Carcinoma ductal e carcinoma lobular. Entenda as diferenças entre esses dois tipos de câncer de mama.

Câncer não é uma doença única, e sim diversos tipos de doenças que têm como característica comum o fato de haver crescimento desordenado das células formando nódulos, os tumores. Estas células têm a capacidade de se desprender do local de origem, viajar pelo sangue ou pelos vasos linfáticos (usados pelo sistema imunológico), e formar tumores à distância, o que conhecemos como metástases (veja aqui um vídeo sobre isso).

Existem diversos tipos de câncer de mama sendo os dois mais comuns o carcinoma ductal (em torno de 80% das vezes) e o carcinoma lobular (em torno de 10% das vezes). O carcinoma lobular se origina das células que produzem o leite materno, enquanto o carcinoma ductal se origina das células que formam os ductos, os canais por onde o leite passa até chegar ao mamilo.

O carcinoma ductal e o carcinoma lobular se originam de células diferentes da mama.

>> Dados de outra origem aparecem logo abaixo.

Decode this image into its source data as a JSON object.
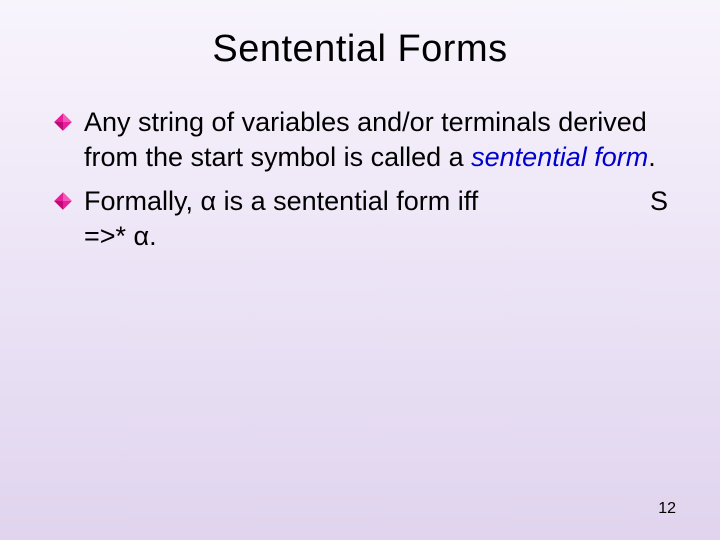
{
  "slide": {
    "title": "Sentential Forms",
    "bullets": [
      {
        "pre": "Any string of variables and/or terminals derived from the start symbol is called a ",
        "term": "sentential form",
        "post": "."
      },
      {
        "pre": "Formally, α is a sentential form iff",
        "trail_s": "S",
        "line2": "=>* α."
      }
    ],
    "page_number": "12"
  }
}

O carcinoma ductal e o carcinoma lobular se originam de células diferentes da mama.

 

Esta é uma classificação antiga, mas ainda bastante útil na prática clínica. Ela se baseia na observação de um pedaço de tecido retirado do tumor (uma biópsia) no microscópio. Pela aparência do tumor ao microscópio o médico patologista é capaz de dizer que de que tipo de tumor se trata e se o tumor tem um crescimento rápido ou lento. Esta análise sempre é complementada com o exame conhecido com imunohistoquímica, que avalia a presença de substâncias específicas no tumor como receptores de hormônios e receptores de HER2 e outros marcadores de crescimento como o Ki67.

A análise conjunta da característica (lobular ou ductal) e da presença, ou não, de receptores, orienta o médico oncologista a escolher o melhor tratamento. Esta análise também é capaz de aprofundar a classificação do câncer de mama em 4 grupos, como discutido nesta matéria.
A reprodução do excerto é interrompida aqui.